TAF Thailand Belajar Penyelesaian Konflik di Maluku
http://www.beritamalukuonline.com/2018/01/taf-thailand-belajar-penyelesaian.html
BERITA MALUKU. Sebanyak 11 orang anggota delegasi The Asia Foundation (TAF) Thailand berkunjung ke Ambon untuk mempelajari cara penyelesaian konflik sosial yang pernah terjadi di provinsi tersebut tahun 1999.
Delegasi TAF Thailand dipimpin Santi Nindang dan Romzee Dokho, di Ambon, Kamis (18/1/2018), bertemu Pemerintah provinsi Maluku yang diwakili Sekda Hamin Bih Thahir serta sejumlah pimpinan satuan kerja perangkat daerah (SKPD), pimpinan perguruan tinggi serta tokoh agama.

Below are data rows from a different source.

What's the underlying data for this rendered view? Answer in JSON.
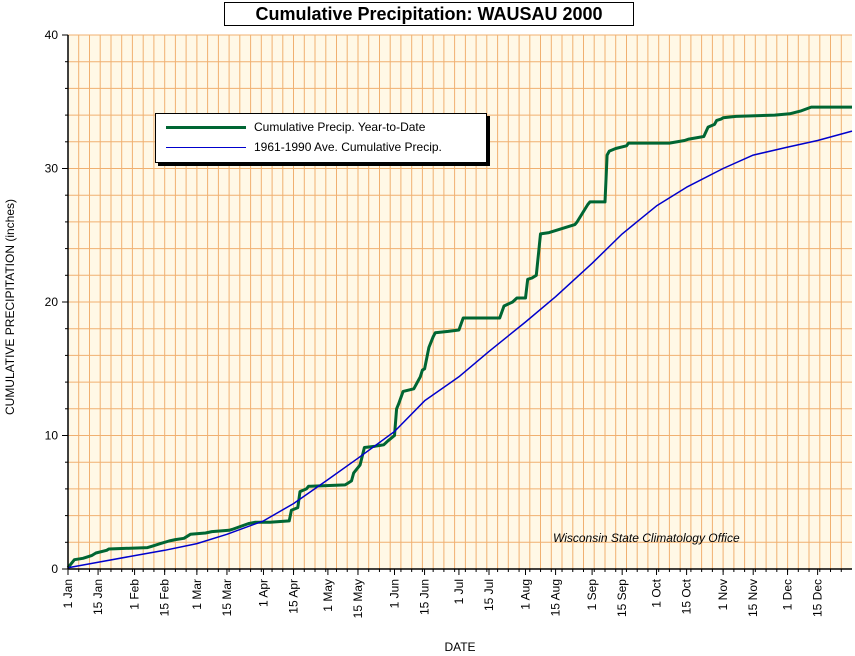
{
  "chart_data": {
    "type": "line",
    "title": "Cumulative Precipitation: WAUSAU 2000",
    "xlabel": "DATE",
    "ylabel": "CUMULATIVE PRECIPITATION (inches)",
    "credit": "Wisconsin State Climatology Office",
    "ylim": [
      0,
      40
    ],
    "yticks": [
      "0",
      "10",
      "20",
      "30",
      "40"
    ],
    "x_unit": "day of year",
    "xlim": [
      1,
      366
    ],
    "xtick_days": [
      1,
      15,
      32,
      46,
      61,
      75,
      92,
      106,
      122,
      136,
      153,
      167,
      183,
      197,
      214,
      228,
      245,
      259,
      275,
      289,
      306,
      320,
      336,
      350
    ],
    "xtick_labels": [
      "1 Jan",
      "15 Jan",
      "1 Feb",
      "15 Feb",
      "1 Mar",
      "15 Mar",
      "1 Apr",
      "15 Apr",
      "1 May",
      "15 May",
      "1 Jun",
      "15 Jun",
      "1 Jul",
      "15 Jul",
      "1 Aug",
      "15 Aug",
      "1 Sep",
      "15 Sep",
      "1 Oct",
      "15 Oct",
      "1 Nov",
      "15 Nov",
      "1 Dec",
      "15 Dec"
    ],
    "grid": true,
    "legend_position": "top-left",
    "colors": {
      "background": "#fff8e6",
      "grid": "#f0b070"
    },
    "series": [
      {
        "name": "Cumulative Precip. Year-to-Date",
        "color": "#006633",
        "x": [
          1,
          3,
          4,
          8,
          12,
          14,
          19,
          20,
          38,
          40,
          44,
          48,
          51,
          55,
          58,
          65,
          68,
          76,
          78,
          85,
          88,
          95,
          104,
          105,
          108,
          109,
          112,
          113,
          114,
          130,
          131,
          133,
          134,
          137,
          139,
          144,
          148,
          150,
          153,
          154,
          155,
          157,
          162,
          165,
          166,
          167,
          169,
          171,
          172,
          178,
          183,
          185,
          202,
          204,
          208,
          210,
          214,
          215,
          217,
          219,
          221,
          225,
          237,
          238,
          243,
          244,
          251,
          252,
          253,
          256,
          261,
          262,
          281,
          288,
          290,
          297,
          299,
          302,
          303,
          305,
          306,
          312,
          330,
          337,
          342,
          347,
          366
        ],
        "values": [
          0.1,
          0.5,
          0.7,
          0.8,
          1.0,
          1.2,
          1.4,
          1.5,
          1.6,
          1.7,
          1.9,
          2.1,
          2.2,
          2.3,
          2.6,
          2.7,
          2.8,
          2.9,
          3.0,
          3.4,
          3.5,
          3.5,
          3.6,
          4.4,
          4.6,
          5.8,
          6.0,
          6.2,
          6.2,
          6.3,
          6.4,
          6.6,
          7.2,
          7.8,
          9.1,
          9.2,
          9.3,
          9.6,
          10.0,
          12.0,
          12.4,
          13.3,
          13.5,
          14.4,
          14.9,
          15.0,
          16.6,
          17.4,
          17.7,
          17.8,
          17.9,
          18.8,
          18.8,
          19.7,
          20.0,
          20.3,
          20.3,
          21.7,
          21.8,
          22.0,
          25.1,
          25.2,
          25.8,
          26.0,
          27.3,
          27.5,
          27.5,
          31.0,
          31.3,
          31.5,
          31.7,
          31.9,
          31.9,
          32.1,
          32.2,
          32.4,
          33.1,
          33.3,
          33.6,
          33.7,
          33.8,
          33.9,
          34.0,
          34.1,
          34.3,
          34.6,
          34.6
        ]
      },
      {
        "name": "1961-1990 Ave. Cumulative Precip.",
        "color": "#0000cc",
        "x": [
          1,
          15,
          32,
          46,
          61,
          75,
          92,
          106,
          122,
          136,
          153,
          167,
          183,
          197,
          214,
          228,
          245,
          259,
          275,
          289,
          306,
          320,
          336,
          350,
          366
        ],
        "values": [
          0.1,
          0.5,
          1.0,
          1.4,
          1.9,
          2.6,
          3.6,
          4.9,
          6.7,
          8.3,
          10.3,
          12.6,
          14.4,
          16.3,
          18.5,
          20.4,
          22.9,
          25.1,
          27.2,
          28.6,
          30.0,
          31.0,
          31.6,
          32.1,
          32.8
        ]
      }
    ]
  }
}
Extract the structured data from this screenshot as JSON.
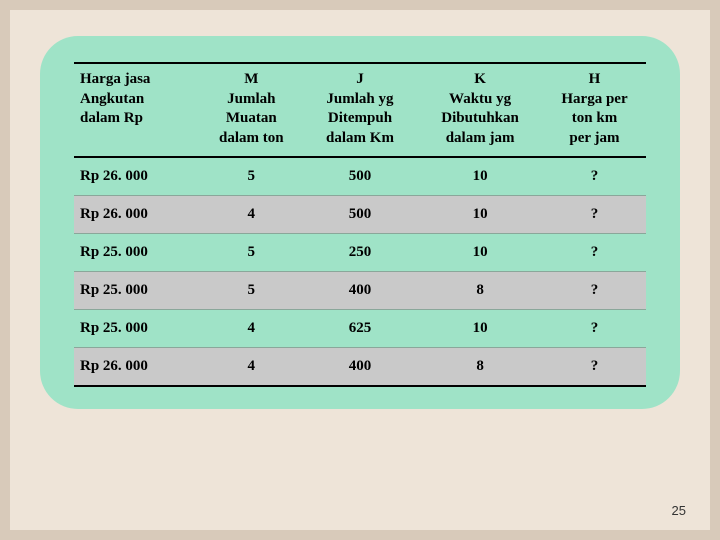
{
  "slide": {
    "page_number": "25",
    "background_color": "#eee4d8",
    "outer_background": "#d8caba",
    "card_background": "#9fe3c7",
    "row_alt_background": "#c9c9c9",
    "border_color": "#000000"
  },
  "table": {
    "columns": [
      {
        "code": "",
        "lines": [
          "Harga   jasa",
          "Angkutan",
          "dalam Rp"
        ],
        "align": "left",
        "width": "22%"
      },
      {
        "code": "M",
        "lines": [
          "M",
          "Jumlah",
          "Muatan",
          "dalam ton"
        ],
        "align": "center",
        "width": "18%"
      },
      {
        "code": "J",
        "lines": [
          "J",
          "Jumlah yg",
          "Ditempuh",
          "dalam Km"
        ],
        "align": "center",
        "width": "20%"
      },
      {
        "code": "K",
        "lines": [
          "K",
          "Waktu yg",
          "Dibutuhkan",
          "dalam jam"
        ],
        "align": "center",
        "width": "22%"
      },
      {
        "code": "H",
        "lines": [
          "H",
          "Harga per",
          "ton km",
          "per jam"
        ],
        "align": "center",
        "width": "18%"
      }
    ],
    "rows": [
      [
        "Rp 26. 000",
        "5",
        "500",
        "10",
        "?"
      ],
      [
        "Rp 26. 000",
        "4",
        "500",
        "10",
        "?"
      ],
      [
        "Rp 25. 000",
        "5",
        "250",
        "10",
        "?"
      ],
      [
        "Rp 25. 000",
        "5",
        "400",
        "8",
        "?"
      ],
      [
        "Rp 25. 000",
        "4",
        "625",
        "10",
        "?"
      ],
      [
        "Rp 26. 000",
        "4",
        "400",
        "8",
        "?"
      ]
    ]
  }
}
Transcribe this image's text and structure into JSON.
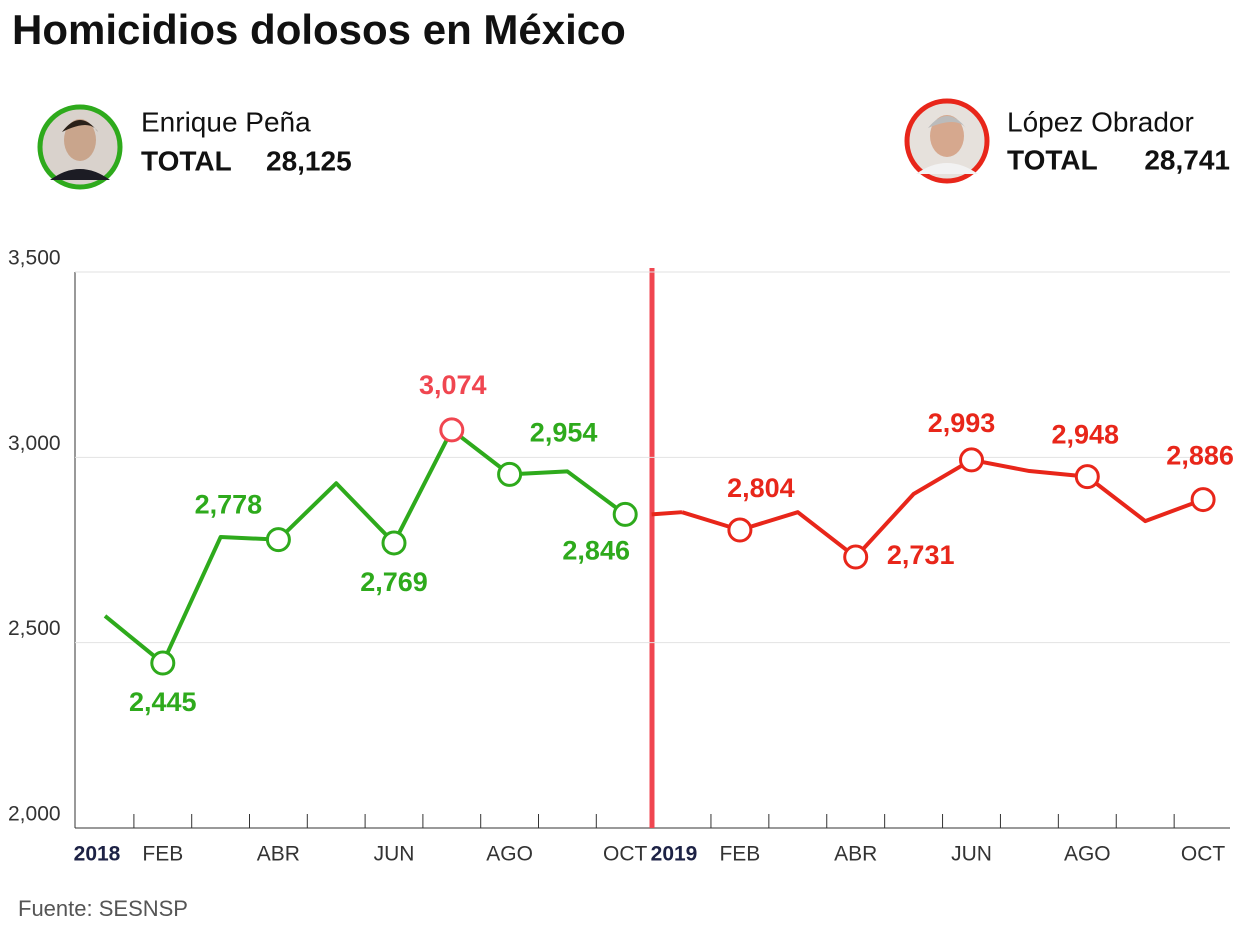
{
  "chart_data": {
    "type": "line",
    "title": "Homicidios dolosos en México",
    "source": "Fuente: SESNSP",
    "total_caption": "TOTAL",
    "categories": [
      "2018",
      "FEB",
      null,
      "ABR",
      null,
      "JUN",
      null,
      "AGO",
      null,
      "OCT",
      "2019",
      "FEB",
      null,
      "ABR",
      null,
      "JUN",
      null,
      "AGO",
      null,
      "OCT"
    ],
    "series": [
      {
        "name": "Enrique Peña",
        "color": "#2eaa1c",
        "highlight_color": "#f04650",
        "total": "28,125",
        "values": [
          2572,
          2445,
          2785,
          2778,
          2930,
          2769,
          3074,
          2954,
          2962,
          2846,
          null,
          null,
          null,
          null,
          null,
          null,
          null,
          null,
          null,
          null
        ],
        "value_labels": [
          null,
          "2,445",
          null,
          "2,778",
          null,
          "2,769",
          "3,074",
          "2,954",
          null,
          "2,846",
          null,
          null,
          null,
          null,
          null,
          null,
          null,
          null,
          null,
          null
        ]
      },
      {
        "name": "López Obrador",
        "color": "#e8261a",
        "total": "28,741",
        "values": [
          null,
          null,
          null,
          null,
          null,
          null,
          null,
          null,
          null,
          null,
          2852,
          2804,
          2852,
          2731,
          2901,
          2993,
          2963,
          2948,
          2828,
          2886
        ],
        "value_labels": [
          null,
          null,
          null,
          null,
          null,
          null,
          null,
          null,
          null,
          null,
          null,
          "2,804",
          null,
          "2,731",
          null,
          "2,993",
          null,
          "2,948",
          null,
          "2,886"
        ]
      }
    ],
    "ylim": [
      2000,
      3500
    ],
    "yticks": [
      {
        "value": 2000,
        "label": "2,000"
      },
      {
        "value": 2500,
        "label": "2,500"
      },
      {
        "value": 3000,
        "label": "3,000"
      },
      {
        "value": 3500,
        "label": "3,500"
      }
    ],
    "grid": true
  }
}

"Kunjungan delegasi Thailand untuk mendengar pengalaman pemerintah dan masyarakat dalam menyelesaikan konflik sosial yang pernah merebak di daerah ini, termasuk mempelajari model pembangunan perdamaian yang telah tercipta," kata Sekda Hamin usai melakukan pertemuan dengan delegasi tersebut.
Hamin mengatakan, pemprov Maluku bersama pimpinan perguruan tinggi dan tokoh agama memberikan penjelasan mendetail tentang pola penyelesaian konflik yang dilakukan untuk mendamaikan faksi-faksi yang bertikai kala itu.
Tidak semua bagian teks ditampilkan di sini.